I think what Patrick was referring to were infected T-cells, not healthy cells. He's right in that the article states that this new technique targets infected macrophages only. That leaves the second pool of infected T-cells intact, or so we presume at this time. There could be some kind of secondary mechanism that does target those as well, we can only hope.


"...drugs don't eliminate HIV because they can't reach the two known pools of cells where the virus can lie dormant, ever ready to resurface.

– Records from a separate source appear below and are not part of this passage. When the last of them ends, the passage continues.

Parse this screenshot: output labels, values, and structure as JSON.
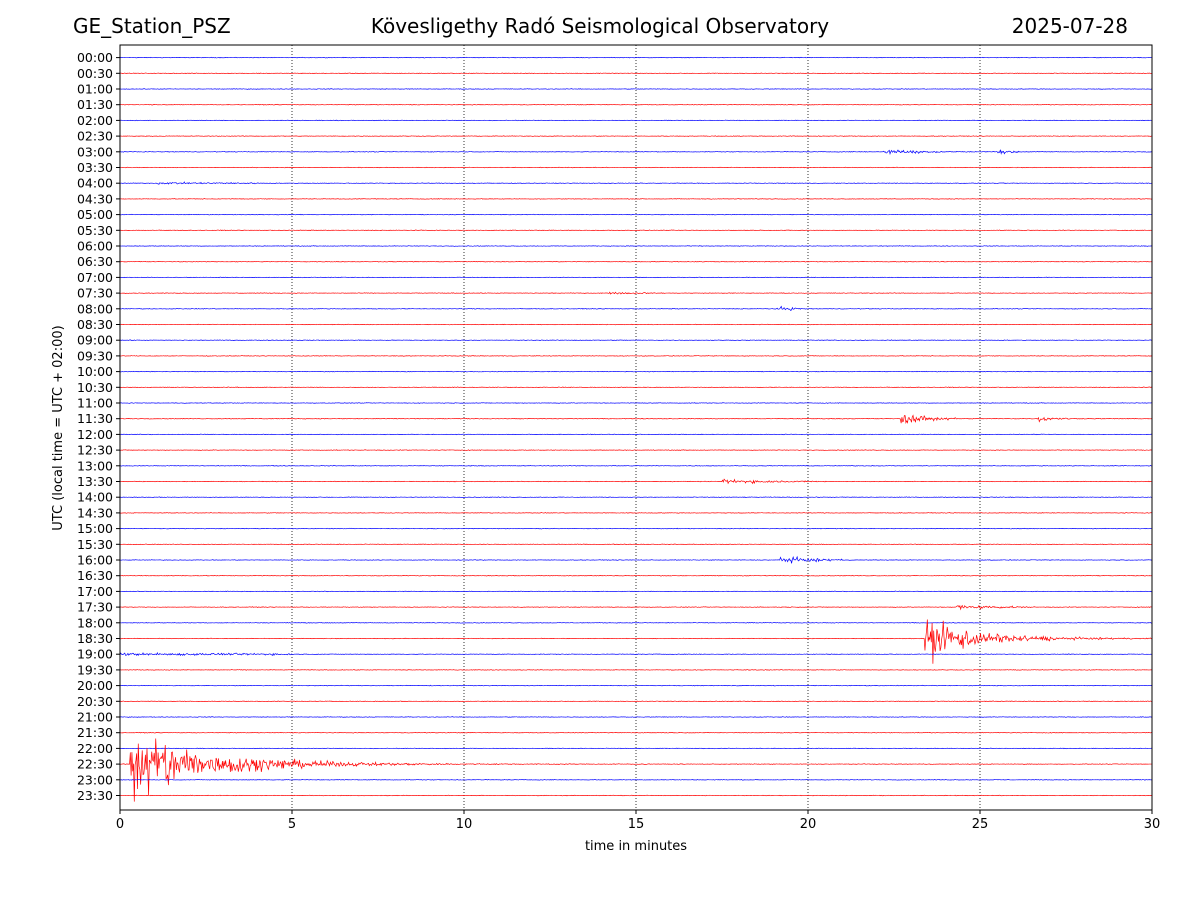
{
  "header": {
    "station": "GE_Station_PSZ",
    "title": "Kövesligethy Radó Seismological Observatory",
    "date": "2025-07-28"
  },
  "chart_data": {
    "type": "line",
    "subtype": "helicorder",
    "xlabel": "time in minutes",
    "ylabel": "UTC (local time = UTC + 02:00)",
    "xlim": [
      0,
      30
    ],
    "x_ticks": [
      0,
      5,
      10,
      15,
      20,
      25,
      30
    ],
    "vertical_gridlines_at": [
      5,
      10,
      15,
      20,
      25
    ],
    "row_labels": [
      "00:00",
      "00:30",
      "01:00",
      "01:30",
      "02:00",
      "02:30",
      "03:00",
      "03:30",
      "04:00",
      "04:30",
      "05:00",
      "05:30",
      "06:00",
      "06:30",
      "07:00",
      "07:30",
      "08:00",
      "08:30",
      "09:00",
      "09:30",
      "10:00",
      "10:30",
      "11:00",
      "11:30",
      "12:00",
      "12:30",
      "13:00",
      "13:30",
      "14:00",
      "14:30",
      "15:00",
      "15:30",
      "16:00",
      "16:30",
      "17:00",
      "17:30",
      "18:00",
      "18:30",
      "19:00",
      "19:30",
      "20:00",
      "20:30",
      "21:00",
      "21:30",
      "22:00",
      "22:30",
      "23:00",
      "23:30"
    ],
    "colors": {
      "even_rows": "#0000ff",
      "odd_rows": "#ff0000"
    },
    "events": [
      {
        "row": "03:00",
        "start_min": 22.2,
        "end_min": 25.8,
        "peak_amp": 0.35,
        "decay": 3.5
      },
      {
        "row": "03:00",
        "start_min": 25.5,
        "end_min": 26.2,
        "peak_amp": 0.3,
        "decay": 1.0
      },
      {
        "row": "04:00",
        "start_min": 1.0,
        "end_min": 4.0,
        "peak_amp": 0.12,
        "decay": 1.0
      },
      {
        "row": "07:30",
        "start_min": 14.2,
        "end_min": 15.4,
        "peak_amp": 0.15,
        "decay": 1.2
      },
      {
        "row": "08:00",
        "start_min": 19.1,
        "end_min": 19.8,
        "peak_amp": 0.25,
        "decay": 1.0
      },
      {
        "row": "11:30",
        "start_min": 22.7,
        "end_min": 24.3,
        "peak_amp": 0.85,
        "decay": 2.0
      },
      {
        "row": "11:30",
        "start_min": 26.7,
        "end_min": 27.6,
        "peak_amp": 0.35,
        "decay": 1.5
      },
      {
        "row": "13:30",
        "start_min": 17.5,
        "end_min": 20.5,
        "peak_amp": 0.35,
        "decay": 2.5
      },
      {
        "row": "16:00",
        "start_min": 19.2,
        "end_min": 21.0,
        "peak_amp": 0.5,
        "decay": 2.0
      },
      {
        "row": "17:30",
        "start_min": 24.3,
        "end_min": 26.5,
        "peak_amp": 0.35,
        "decay": 2.0
      },
      {
        "row": "18:30",
        "start_min": 23.4,
        "end_min": 30.0,
        "peak_amp": 2.8,
        "decay": 4.5
      },
      {
        "row": "19:00",
        "start_min": 0.0,
        "end_min": 5.0,
        "peak_amp": 0.15,
        "decay": 0.5
      },
      {
        "row": "22:30",
        "start_min": 0.3,
        "end_min": 16.0,
        "peak_amp": 5.5,
        "decay": 7.5
      }
    ]
  }
}
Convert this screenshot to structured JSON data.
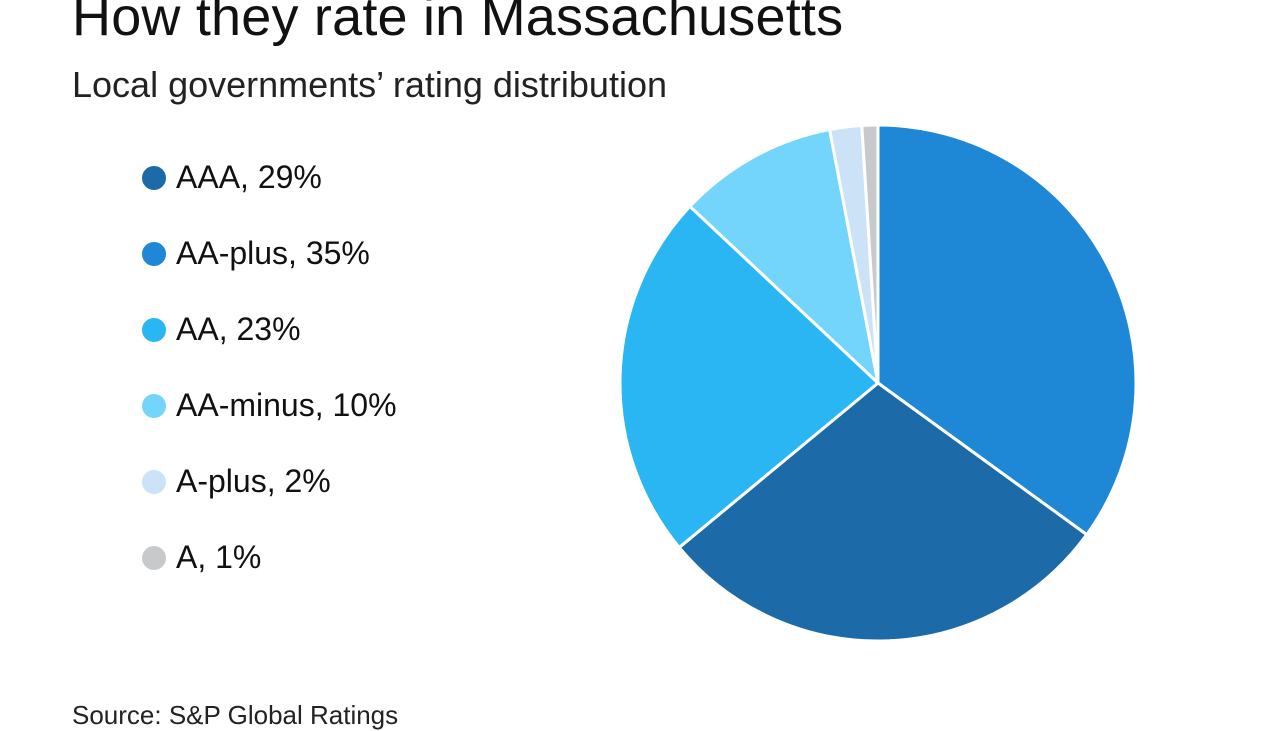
{
  "chart_data": {
    "type": "pie",
    "title": "How they rate in Massachusetts",
    "subtitle": "Local governments’ rating distribution",
    "source": "Source: S&P Global Ratings",
    "slices": [
      {
        "label": "AAA",
        "value": 29,
        "legend": "AAA, 29%",
        "color": "#1c6aa8"
      },
      {
        "label": "AA-plus",
        "value": 35,
        "legend": "AA-plus, 35%",
        "color": "#1e88d6"
      },
      {
        "label": "AA",
        "value": 23,
        "legend": "AA, 23%",
        "color": "#29b6f2"
      },
      {
        "label": "AA-minus",
        "value": 10,
        "legend": "AA-minus, 10%",
        "color": "#74d5fc"
      },
      {
        "label": "A-plus",
        "value": 2,
        "legend": "A-plus, 2%",
        "color": "#cce2f6"
      },
      {
        "label": "A",
        "value": 1,
        "legend": "A, 1%",
        "color": "#c8c9cb"
      }
    ],
    "drawing_order": [
      "AA-plus",
      "AAA",
      "AA",
      "AA-minus",
      "A-plus",
      "A"
    ],
    "start_angle_deg": 0,
    "direction": "clockwise",
    "slice_border_color": "#ffffff"
  }
}
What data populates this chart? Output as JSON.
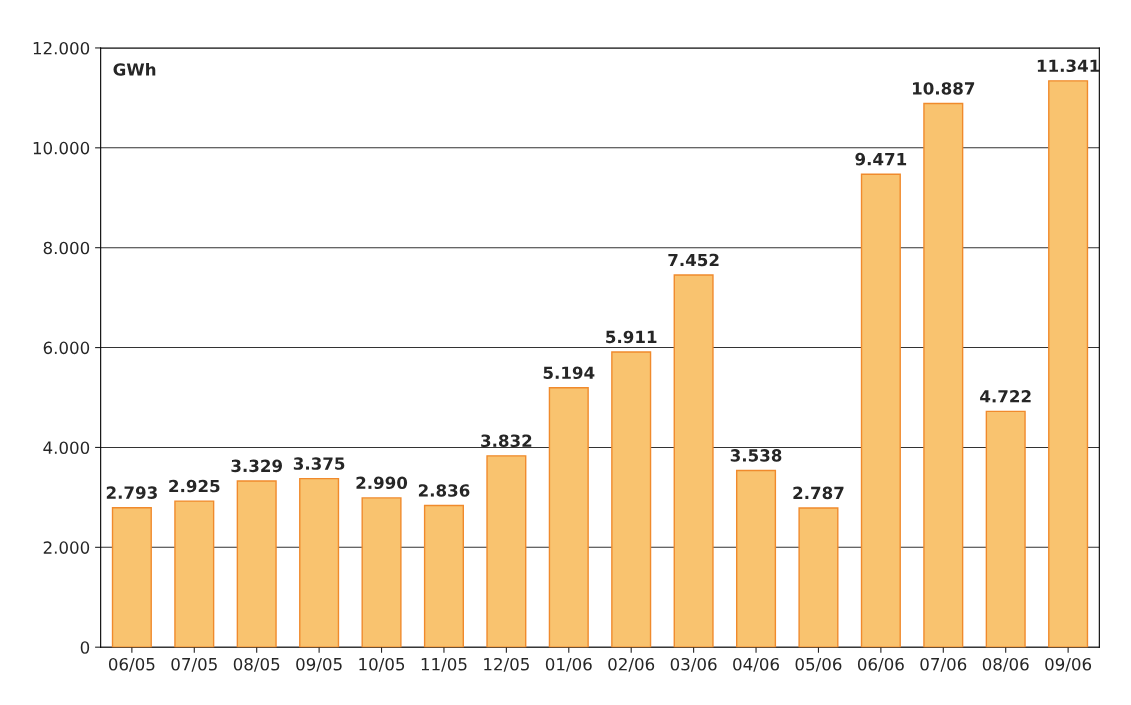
{
  "chart_data": {
    "type": "bar",
    "ylabel": "GWh",
    "categories": [
      "06/05",
      "07/05",
      "08/05",
      "09/05",
      "10/05",
      "11/05",
      "12/05",
      "01/06",
      "02/06",
      "03/06",
      "04/06",
      "05/06",
      "06/06",
      "07/06",
      "08/06",
      "09/06"
    ],
    "values": [
      2793,
      2925,
      3329,
      3375,
      2990,
      2836,
      3832,
      5194,
      5911,
      7452,
      3538,
      2787,
      9471,
      10887,
      4722,
      11341
    ],
    "value_labels": [
      "2.793",
      "2.925",
      "3.329",
      "3.375",
      "2.990",
      "2.836",
      "3.832",
      "5.194",
      "5.911",
      "7.452",
      "3.538",
      "2.787",
      "9.471",
      "10.887",
      "4.722",
      "11.341"
    ],
    "color": "#f9c36f",
    "ylim": [
      0,
      12000
    ],
    "yticks": [
      {
        "value": 0,
        "label": "0"
      },
      {
        "value": 2000,
        "label": "2.000"
      },
      {
        "value": 4000,
        "label": "4.000"
      },
      {
        "value": 6000,
        "label": "6.000"
      },
      {
        "value": 8000,
        "label": "8.000"
      },
      {
        "value": 10000,
        "label": "10.000"
      },
      {
        "value": 12000,
        "label": "12.000"
      }
    ],
    "grid": "y",
    "legend": false
  }
}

So-called memory T cells form one such pool....Macrophages, another type of immune cell, form the second pool."

[Patrick]

Yes, I think I misread the article a bit.  If the drug does indeed only target infected macrophages (assuming HIV hasn't infected the majority of them anyway in most of us) then this is indeed a good thing.  Killing infected macrophages could help with keeping viral load down.  Then, presumably, if you could rid the infected long-lived T cells of HIV then you could achieve eradication since you'd be destroying HIV in the reservoirs plus the circulating blood.

I can't imagine that scientists won't figure out a way to target the HIV in the long-lived T cells soon.  It doesn't seem like too far of a jump in science from what is going on currently.  If they can figure that one out, than eradication is possible.  I remain hopeful that one day I will be free of this virus.

[J220]

I am very hopeful as well, not a week goes by that we don't see some great piece of news about further advances. I think they are getting close, very close! Cheers, J.